Victoria's Secret Revealed: Using Child Labor for Cotton
Victoria's Secret Uses Controversial Burkina Faso Cotton
Victoria's Secret go-to destination for the man looking to buy the woman in his life a little Christmas joy. It also provides the man with a little festive cheer. But this year, you may want to think twice before slipping on that sexy little something, as Victoria Secret's cotton has been linked to child labor.
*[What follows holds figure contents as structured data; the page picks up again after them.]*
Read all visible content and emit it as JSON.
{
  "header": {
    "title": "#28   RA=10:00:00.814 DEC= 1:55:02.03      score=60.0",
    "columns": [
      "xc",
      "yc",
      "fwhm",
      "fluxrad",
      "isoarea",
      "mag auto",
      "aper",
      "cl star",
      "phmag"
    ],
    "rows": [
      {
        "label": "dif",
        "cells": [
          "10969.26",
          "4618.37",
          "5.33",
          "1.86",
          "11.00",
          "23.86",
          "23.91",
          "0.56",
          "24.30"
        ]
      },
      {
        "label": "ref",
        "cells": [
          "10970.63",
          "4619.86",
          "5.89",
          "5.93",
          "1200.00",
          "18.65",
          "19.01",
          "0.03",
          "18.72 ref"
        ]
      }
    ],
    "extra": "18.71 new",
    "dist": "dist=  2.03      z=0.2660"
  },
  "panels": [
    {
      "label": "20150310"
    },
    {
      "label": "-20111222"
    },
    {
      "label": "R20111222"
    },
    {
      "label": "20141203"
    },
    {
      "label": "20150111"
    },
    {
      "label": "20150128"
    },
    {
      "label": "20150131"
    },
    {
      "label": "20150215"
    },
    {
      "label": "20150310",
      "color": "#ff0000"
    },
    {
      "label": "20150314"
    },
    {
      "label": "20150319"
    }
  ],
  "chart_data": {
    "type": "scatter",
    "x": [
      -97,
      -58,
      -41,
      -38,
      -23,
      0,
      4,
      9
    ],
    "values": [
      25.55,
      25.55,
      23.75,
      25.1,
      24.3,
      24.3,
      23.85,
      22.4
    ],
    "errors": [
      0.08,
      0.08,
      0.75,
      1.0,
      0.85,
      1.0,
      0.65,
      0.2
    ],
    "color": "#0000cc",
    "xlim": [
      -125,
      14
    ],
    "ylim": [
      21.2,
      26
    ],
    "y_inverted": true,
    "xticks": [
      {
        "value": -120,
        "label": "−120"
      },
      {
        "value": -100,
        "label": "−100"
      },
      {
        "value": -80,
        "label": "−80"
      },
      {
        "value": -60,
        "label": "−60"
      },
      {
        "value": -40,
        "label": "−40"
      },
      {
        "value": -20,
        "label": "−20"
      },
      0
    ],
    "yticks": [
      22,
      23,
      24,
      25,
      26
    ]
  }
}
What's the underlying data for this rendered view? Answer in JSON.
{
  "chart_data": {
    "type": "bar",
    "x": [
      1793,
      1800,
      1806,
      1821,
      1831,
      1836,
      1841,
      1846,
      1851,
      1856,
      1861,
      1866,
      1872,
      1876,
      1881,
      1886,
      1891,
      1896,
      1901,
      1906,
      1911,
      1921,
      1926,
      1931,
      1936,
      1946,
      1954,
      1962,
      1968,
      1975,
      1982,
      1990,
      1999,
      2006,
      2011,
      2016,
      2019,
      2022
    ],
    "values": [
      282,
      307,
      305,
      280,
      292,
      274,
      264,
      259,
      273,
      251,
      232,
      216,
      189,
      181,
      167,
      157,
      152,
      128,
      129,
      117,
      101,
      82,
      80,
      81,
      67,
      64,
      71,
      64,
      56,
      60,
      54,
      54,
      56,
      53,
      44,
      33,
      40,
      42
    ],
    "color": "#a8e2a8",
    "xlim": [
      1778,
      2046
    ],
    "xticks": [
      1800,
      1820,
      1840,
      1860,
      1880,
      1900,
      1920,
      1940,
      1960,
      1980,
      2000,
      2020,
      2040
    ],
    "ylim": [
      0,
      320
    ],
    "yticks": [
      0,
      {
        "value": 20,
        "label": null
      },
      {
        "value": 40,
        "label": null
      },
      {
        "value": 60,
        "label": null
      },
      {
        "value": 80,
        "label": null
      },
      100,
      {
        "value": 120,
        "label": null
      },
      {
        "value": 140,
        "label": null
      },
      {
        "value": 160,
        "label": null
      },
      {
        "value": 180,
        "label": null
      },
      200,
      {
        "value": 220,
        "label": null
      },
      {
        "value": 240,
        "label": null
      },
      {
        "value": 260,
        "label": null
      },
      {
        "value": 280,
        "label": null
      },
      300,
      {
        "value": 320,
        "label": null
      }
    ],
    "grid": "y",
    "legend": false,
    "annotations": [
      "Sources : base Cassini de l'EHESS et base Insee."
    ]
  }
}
A recent Bloomberg Markets Magazine reports that underage, mistreated African children have been forced to plant and pick organic, fair-trade cotton used in some of the company's underwear. In the piece, Bloomberg highlights a typical day as faced by 13-year-old Clarisse Kambire, as well as six other children who work on organic-cotton farms in Burkina Faso:
"Clarisse Kambire’s nightmare rarely changes. It’s daytime. In a field of cotton plants that burst with purple and white flowers, a man in rags towers over her, a stick raised above his head. Then a voice booms, jerking Clarisse from her slumber and making her heart leap. 'Get up!'"
Earlier this year, the U.S. Labor Department reported that Burkina Faso was one of more than a dozen countries using children in the production of cotton. The article then went on to emphasize a pair of zebra-print, hip-hugger panties, sold for $8.50 (U.S.) at the lingerie retailer in October. “Made with 20 per cent organic fibers from Burkina Faso,” reads a stamp on the garment.
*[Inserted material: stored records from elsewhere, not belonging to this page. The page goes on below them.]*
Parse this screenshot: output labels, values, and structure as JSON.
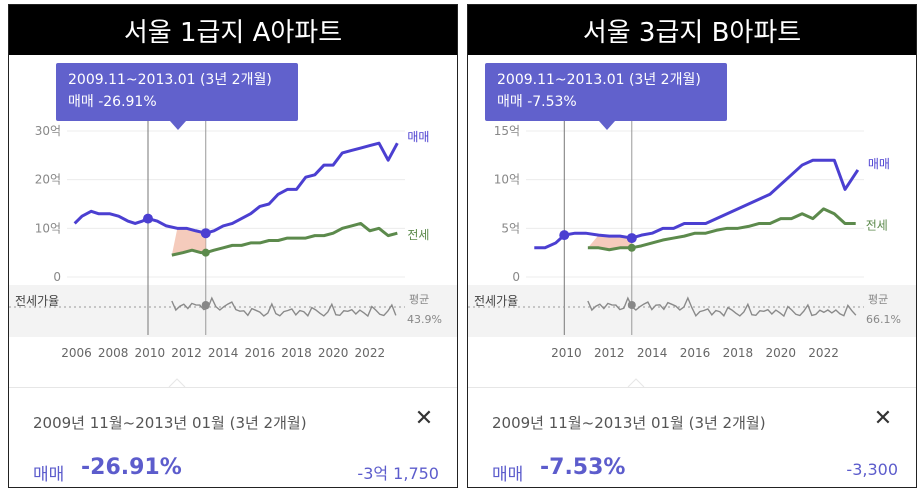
{
  "panels": [
    {
      "title": "서울 1급지 A아파트",
      "tooltip": {
        "period": "2009.11~2013.01 (3년 2개월)",
        "change": "매매 -26.91%"
      },
      "bottom": {
        "period": "2009년 11월~2013년 01월 (3년 2개월)",
        "close": "✕",
        "label": "매매",
        "pct": "-26.91%",
        "amount": "-3억 1,750"
      }
    },
    {
      "title": "서울 3급지 B아파트",
      "tooltip": {
        "period": "2009.11~2013.01 (3년 2개월)",
        "change": "매매 -7.53%"
      },
      "bottom": {
        "period": "2009년 11월~2013년 01월 (3년 2개월)",
        "close": "✕",
        "label": "매매",
        "pct": "-7.53%",
        "amount": "-3,300"
      }
    }
  ],
  "chart_data": [
    {
      "type": "line",
      "title": "서울 1급지 A아파트",
      "x_ticks": [
        "2006",
        "2008",
        "2010",
        "2012",
        "2014",
        "2016",
        "2018",
        "2020",
        "2022"
      ],
      "x_range": [
        2005.7,
        2023.7
      ],
      "y_ticks": [
        "0",
        "10억",
        "20억",
        "30억"
      ],
      "ylim": [
        0,
        30
      ],
      "unit": "억",
      "highlight": {
        "start": 2009.9,
        "end": 2013.05
      },
      "series": [
        {
          "name": "매매",
          "color": "#4b3fd1",
          "x": [
            2005.9,
            2006.3,
            2006.8,
            2007.2,
            2007.8,
            2008.3,
            2008.8,
            2009.2,
            2009.6,
            2009.9,
            2010.4,
            2010.9,
            2011.5,
            2012.0,
            2012.5,
            2013.05,
            2013.5,
            2014.0,
            2014.5,
            2015.0,
            2015.5,
            2016.0,
            2016.5,
            2017.0,
            2017.5,
            2018.0,
            2018.5,
            2019.0,
            2019.5,
            2020.0,
            2020.5,
            2021.0,
            2021.5,
            2022.0,
            2022.5,
            2023.0,
            2023.5
          ],
          "y": [
            11,
            12.5,
            13.5,
            13,
            13,
            12.5,
            11.5,
            11,
            11.5,
            12,
            11.5,
            10.5,
            10,
            10,
            9.5,
            9,
            9.5,
            10.5,
            11,
            12,
            13,
            14.5,
            15,
            17,
            18,
            18,
            20.5,
            21,
            23,
            23,
            25.5,
            26,
            26.5,
            27,
            27.5,
            24,
            27.5
          ]
        },
        {
          "name": "전세",
          "color": "#5c8a4c",
          "x": [
            2011.2,
            2011.8,
            2012.3,
            2012.8,
            2013.05,
            2013.5,
            2014.0,
            2014.5,
            2015.0,
            2015.5,
            2016.0,
            2016.5,
            2017.0,
            2017.5,
            2018.0,
            2018.5,
            2019.0,
            2019.5,
            2020.0,
            2020.5,
            2021.0,
            2021.5,
            2022.0,
            2022.5,
            2023.0,
            2023.5
          ],
          "y": [
            4.5,
            5,
            5.5,
            5,
            5,
            5.5,
            6,
            6.5,
            6.5,
            7,
            7,
            7.5,
            7.5,
            8,
            8,
            8,
            8.5,
            8.5,
            9,
            10,
            10.5,
            11,
            9.5,
            10,
            8.5,
            9
          ]
        }
      ],
      "ratio": {
        "label": "전세가율",
        "avg_label": "평균",
        "avg_value": "43.9%"
      }
    },
    {
      "type": "line",
      "title": "서울 3급지 B아파트",
      "x_ticks": [
        "2010",
        "2012",
        "2014",
        "2016",
        "2018",
        "2020",
        "2022"
      ],
      "x_range": [
        2008.3,
        2023.7
      ],
      "y_ticks": [
        "0",
        "5억",
        "10억",
        "15억"
      ],
      "ylim": [
        0,
        15
      ],
      "unit": "억",
      "highlight": {
        "start": 2009.9,
        "end": 2013.05
      },
      "series": [
        {
          "name": "매매",
          "color": "#4b3fd1",
          "x": [
            2008.5,
            2009.0,
            2009.5,
            2009.9,
            2010.4,
            2010.9,
            2011.5,
            2012.0,
            2012.5,
            2013.05,
            2013.5,
            2014.0,
            2014.5,
            2015.0,
            2015.5,
            2016.0,
            2016.5,
            2017.0,
            2017.5,
            2018.0,
            2018.5,
            2019.0,
            2019.5,
            2020.0,
            2020.5,
            2021.0,
            2021.5,
            2022.0,
            2022.5,
            2023.0,
            2023.3,
            2023.6
          ],
          "y": [
            3,
            3,
            3.5,
            4.3,
            4.5,
            4.5,
            4.3,
            4.2,
            4.2,
            4.0,
            4.3,
            4.5,
            5,
            5,
            5.5,
            5.5,
            5.5,
            6,
            6.5,
            7,
            7.5,
            8,
            8.5,
            9.5,
            10.5,
            11.5,
            12,
            12,
            12,
            9,
            10,
            11
          ]
        },
        {
          "name": "전세",
          "color": "#5c8a4c",
          "x": [
            2011.0,
            2011.5,
            2012.0,
            2012.5,
            2013.05,
            2013.5,
            2014.0,
            2014.5,
            2015.0,
            2015.5,
            2016.0,
            2016.5,
            2017.0,
            2017.5,
            2018.0,
            2018.5,
            2019.0,
            2019.5,
            2020.0,
            2020.5,
            2021.0,
            2021.5,
            2022.0,
            2022.5,
            2023.0,
            2023.5
          ],
          "y": [
            3,
            3,
            2.8,
            3,
            3,
            3.2,
            3.5,
            3.8,
            4,
            4.2,
            4.5,
            4.5,
            4.8,
            5,
            5,
            5.2,
            5.5,
            5.5,
            6,
            6,
            6.5,
            6,
            7,
            6.5,
            5.5,
            5.5
          ]
        }
      ],
      "ratio": {
        "label": "전세가율",
        "avg_label": "평균",
        "avg_value": "66.1%"
      }
    }
  ]
}
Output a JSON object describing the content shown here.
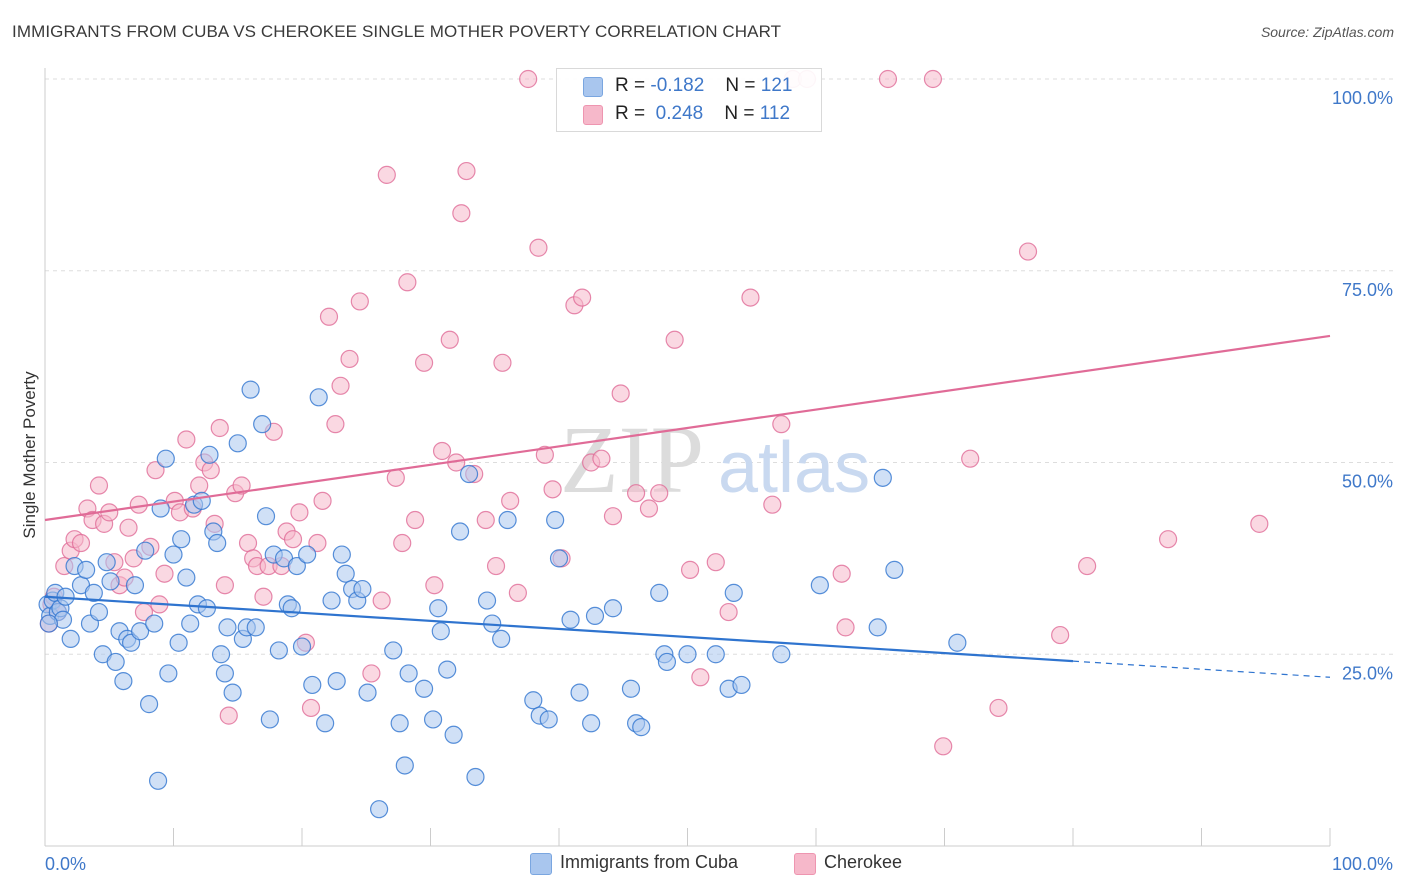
{
  "title": "IMMIGRANTS FROM CUBA VS CHEROKEE SINGLE MOTHER POVERTY CORRELATION CHART",
  "source": "Source: ZipAtlas.com",
  "watermark": {
    "zip": "ZIP",
    "atlas": "atlas"
  },
  "legend": {
    "r_label": "R =",
    "n_label": "N =",
    "rows": [
      {
        "r": "-0.182",
        "n": "121",
        "color": "#a9c6ee"
      },
      {
        "r": "0.248",
        "n": "112",
        "color": "#f6b8ca"
      }
    ]
  },
  "bottom_legend": [
    {
      "label": "Immigrants from Cuba",
      "color": "#a9c6ee"
    },
    {
      "label": "Cherokee",
      "color": "#f6b8ca"
    }
  ],
  "chart_data": {
    "type": "scatter",
    "title": "IMMIGRANTS FROM CUBA VS CHEROKEE SINGLE MOTHER POVERTY CORRELATION CHART",
    "xlabel": "",
    "ylabel": "Single Mother Poverty",
    "xlim": [
      0,
      100
    ],
    "ylim": [
      0,
      103
    ],
    "x_tick_labels": [
      "0.0%",
      "100.0%"
    ],
    "y_tick_labels": [
      {
        "value": 25,
        "label": "25.0%"
      },
      {
        "value": 50,
        "label": "50.0%"
      },
      {
        "value": 75,
        "label": "75.0%"
      },
      {
        "value": 100,
        "label": "100.0%"
      }
    ],
    "grid": "horizontal dashed",
    "legend_position": "top-center",
    "colors": {
      "cuba_fill": "#a9c6ee",
      "cuba_line": "#2f74cf",
      "cherokee_fill": "#f6b8ca",
      "cherokee_line": "#e06b97",
      "tick_label": "#3f78c9"
    },
    "series": [
      {
        "name": "Immigrants from Cuba",
        "trend": {
          "x0": 0,
          "y0": 32.5,
          "x1": 80,
          "y1": 24.1,
          "dashed_to_x": 100,
          "dashed_to_y": 22.0
        },
        "points": [
          [
            0.2,
            31.5
          ],
          [
            0.4,
            30.0
          ],
          [
            0.6,
            32.0
          ],
          [
            0.8,
            33.0
          ],
          [
            1.0,
            30.5
          ],
          [
            1.2,
            31.0
          ],
          [
            1.4,
            29.5
          ],
          [
            1.6,
            32.5
          ],
          [
            2.0,
            27.0
          ],
          [
            2.3,
            36.5
          ],
          [
            2.8,
            34.0
          ],
          [
            3.2,
            36.0
          ],
          [
            3.5,
            29.0
          ],
          [
            3.8,
            33.0
          ],
          [
            4.2,
            30.5
          ],
          [
            4.5,
            25.0
          ],
          [
            4.8,
            37.0
          ],
          [
            5.1,
            34.5
          ],
          [
            5.5,
            24.0
          ],
          [
            5.8,
            28.0
          ],
          [
            6.1,
            21.5
          ],
          [
            6.4,
            27.0
          ],
          [
            6.7,
            26.5
          ],
          [
            7.0,
            34.0
          ],
          [
            7.4,
            28.0
          ],
          [
            7.8,
            38.5
          ],
          [
            8.1,
            18.5
          ],
          [
            8.5,
            29.0
          ],
          [
            8.8,
            8.5
          ],
          [
            9.0,
            44.0
          ],
          [
            9.4,
            50.5
          ],
          [
            9.6,
            22.5
          ],
          [
            10.0,
            38.0
          ],
          [
            10.4,
            26.5
          ],
          [
            10.6,
            40.0
          ],
          [
            11.0,
            35.0
          ],
          [
            11.3,
            29.0
          ],
          [
            11.6,
            44.5
          ],
          [
            11.9,
            31.5
          ],
          [
            12.2,
            45.0
          ],
          [
            12.6,
            31.0
          ],
          [
            12.8,
            51.0
          ],
          [
            13.1,
            41.0
          ],
          [
            13.4,
            39.5
          ],
          [
            13.7,
            25.0
          ],
          [
            14.0,
            22.5
          ],
          [
            14.2,
            28.5
          ],
          [
            14.6,
            20.0
          ],
          [
            15.0,
            52.5
          ],
          [
            15.4,
            27.0
          ],
          [
            15.7,
            28.5
          ],
          [
            16.0,
            59.5
          ],
          [
            16.4,
            28.5
          ],
          [
            16.9,
            55.0
          ],
          [
            17.2,
            43.0
          ],
          [
            17.5,
            16.5
          ],
          [
            17.8,
            38.0
          ],
          [
            18.2,
            25.5
          ],
          [
            18.6,
            37.5
          ],
          [
            18.9,
            31.5
          ],
          [
            19.2,
            31.0
          ],
          [
            19.6,
            36.5
          ],
          [
            20.0,
            26.0
          ],
          [
            20.4,
            38.0
          ],
          [
            20.8,
            21.0
          ],
          [
            21.3,
            58.5
          ],
          [
            21.8,
            16.0
          ],
          [
            22.3,
            32.0
          ],
          [
            22.7,
            21.5
          ],
          [
            23.1,
            38.0
          ],
          [
            23.4,
            35.5
          ],
          [
            23.9,
            33.5
          ],
          [
            24.3,
            32.0
          ],
          [
            24.7,
            33.5
          ],
          [
            25.1,
            20.0
          ],
          [
            26.0,
            4.8
          ],
          [
            27.1,
            25.5
          ],
          [
            27.6,
            16.0
          ],
          [
            28.0,
            10.5
          ],
          [
            28.3,
            22.5
          ],
          [
            29.5,
            20.5
          ],
          [
            30.2,
            16.5
          ],
          [
            30.6,
            31.0
          ],
          [
            30.8,
            28.0
          ],
          [
            31.3,
            23.0
          ],
          [
            31.8,
            14.5
          ],
          [
            32.3,
            41.0
          ],
          [
            33.0,
            48.5
          ],
          [
            33.5,
            9.0
          ],
          [
            34.4,
            32.0
          ],
          [
            34.8,
            29.0
          ],
          [
            35.5,
            27.0
          ],
          [
            36.0,
            42.5
          ],
          [
            38.0,
            19.0
          ],
          [
            38.5,
            17.0
          ],
          [
            39.2,
            16.5
          ],
          [
            39.7,
            42.5
          ],
          [
            40.0,
            37.5
          ],
          [
            40.9,
            29.5
          ],
          [
            41.6,
            20.0
          ],
          [
            42.5,
            16.0
          ],
          [
            42.8,
            30.0
          ],
          [
            44.2,
            31.0
          ],
          [
            45.6,
            20.5
          ],
          [
            46.0,
            16.0
          ],
          [
            46.4,
            15.5
          ],
          [
            47.8,
            33.0
          ],
          [
            48.2,
            25.0
          ],
          [
            48.4,
            24.0
          ],
          [
            50.0,
            25.0
          ],
          [
            52.2,
            25.0
          ],
          [
            53.2,
            20.5
          ],
          [
            53.6,
            33.0
          ],
          [
            54.2,
            21.0
          ],
          [
            57.3,
            25.0
          ],
          [
            60.3,
            34.0
          ],
          [
            64.8,
            28.5
          ],
          [
            65.2,
            48.0
          ],
          [
            66.1,
            36.0
          ],
          [
            71.0,
            26.5
          ],
          [
            0.3,
            29.0
          ]
        ]
      },
      {
        "name": "Cherokee",
        "trend": {
          "x0": 0,
          "y0": 42.5,
          "x1": 100,
          "y1": 66.5
        },
        "points": [
          [
            0.3,
            29.0
          ],
          [
            0.5,
            31.5
          ],
          [
            0.7,
            32.5
          ],
          [
            1.0,
            30.5
          ],
          [
            1.5,
            36.5
          ],
          [
            2.0,
            38.5
          ],
          [
            2.3,
            40.0
          ],
          [
            2.8,
            39.5
          ],
          [
            3.3,
            44.0
          ],
          [
            3.7,
            42.5
          ],
          [
            4.2,
            47.0
          ],
          [
            4.6,
            42.0
          ],
          [
            5.0,
            43.5
          ],
          [
            5.4,
            37.0
          ],
          [
            5.8,
            34.0
          ],
          [
            6.2,
            35.0
          ],
          [
            6.5,
            41.5
          ],
          [
            6.9,
            37.5
          ],
          [
            7.3,
            44.5
          ],
          [
            7.7,
            30.5
          ],
          [
            8.2,
            39.0
          ],
          [
            8.6,
            49.0
          ],
          [
            8.9,
            31.5
          ],
          [
            9.3,
            35.5
          ],
          [
            10.1,
            45.0
          ],
          [
            10.5,
            43.5
          ],
          [
            11.0,
            53.0
          ],
          [
            11.5,
            44.0
          ],
          [
            12.0,
            47.0
          ],
          [
            12.4,
            50.0
          ],
          [
            12.9,
            49.0
          ],
          [
            13.2,
            42.0
          ],
          [
            13.6,
            54.5
          ],
          [
            14.0,
            34.0
          ],
          [
            14.3,
            17.0
          ],
          [
            14.8,
            46.0
          ],
          [
            15.3,
            47.0
          ],
          [
            15.8,
            39.5
          ],
          [
            16.2,
            37.5
          ],
          [
            16.5,
            36.5
          ],
          [
            17.0,
            32.5
          ],
          [
            17.4,
            36.5
          ],
          [
            17.8,
            54.0
          ],
          [
            18.4,
            36.5
          ],
          [
            18.8,
            41.0
          ],
          [
            19.3,
            40.0
          ],
          [
            19.8,
            43.5
          ],
          [
            20.3,
            26.5
          ],
          [
            20.7,
            18.0
          ],
          [
            21.2,
            39.5
          ],
          [
            21.6,
            45.0
          ],
          [
            22.1,
            69.0
          ],
          [
            22.6,
            55.0
          ],
          [
            23.0,
            60.0
          ],
          [
            23.7,
            63.5
          ],
          [
            24.5,
            71.0
          ],
          [
            25.4,
            22.5
          ],
          [
            26.2,
            32.0
          ],
          [
            26.6,
            87.5
          ],
          [
            27.3,
            48.0
          ],
          [
            27.8,
            39.5
          ],
          [
            28.2,
            73.5
          ],
          [
            28.8,
            42.5
          ],
          [
            29.5,
            63.0
          ],
          [
            30.3,
            34.0
          ],
          [
            30.9,
            51.5
          ],
          [
            31.5,
            66.0
          ],
          [
            32.0,
            50.0
          ],
          [
            32.4,
            82.5
          ],
          [
            32.8,
            88.0
          ],
          [
            33.4,
            48.5
          ],
          [
            34.3,
            42.5
          ],
          [
            35.1,
            36.5
          ],
          [
            35.6,
            63.0
          ],
          [
            36.2,
            45.0
          ],
          [
            36.8,
            33.0
          ],
          [
            37.6,
            100.0
          ],
          [
            38.4,
            78.0
          ],
          [
            38.9,
            51.0
          ],
          [
            39.5,
            46.5
          ],
          [
            40.2,
            37.5
          ],
          [
            41.2,
            70.5
          ],
          [
            41.8,
            71.5
          ],
          [
            42.5,
            50.0
          ],
          [
            43.3,
            50.5
          ],
          [
            44.2,
            43.0
          ],
          [
            44.8,
            59.0
          ],
          [
            46.0,
            46.0
          ],
          [
            47.0,
            44.0
          ],
          [
            47.8,
            46.0
          ],
          [
            49.0,
            66.0
          ],
          [
            50.2,
            36.0
          ],
          [
            51.0,
            22.0
          ],
          [
            52.2,
            37.0
          ],
          [
            53.2,
            30.5
          ],
          [
            54.9,
            71.5
          ],
          [
            56.6,
            44.5
          ],
          [
            57.3,
            55.0
          ],
          [
            58.2,
            100.0
          ],
          [
            59.3,
            100.0
          ],
          [
            62.0,
            35.5
          ],
          [
            62.3,
            28.5
          ],
          [
            65.6,
            100.0
          ],
          [
            69.1,
            100.0
          ],
          [
            69.9,
            13.0
          ],
          [
            72.0,
            50.5
          ],
          [
            74.2,
            18.0
          ],
          [
            76.5,
            77.5
          ],
          [
            79.0,
            27.5
          ],
          [
            81.1,
            36.5
          ],
          [
            87.4,
            40.0
          ],
          [
            94.5,
            42.0
          ]
        ]
      }
    ]
  }
}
Worrying stuff, but what do Victoria's Secret have to say about the allegations?
In a statement released on their website, Limited Brands (the parent company of Victoria's Secret) said that "Burkina Faso used in a small portion of our Victoria’s Secret panty styles was grown on farms that use child labor."
Depending on findings however, they are "prepared to take swift action to prevent the illegal use of child labor in the fields where we source Fairtrade-certified organic cotton in Burkina Faso."
That doesn't necessarily mean that the Angels will be boycotting Burkina Faso cotton all together, but does it mean that we consumers should be boycotting the lingerie. What do you think?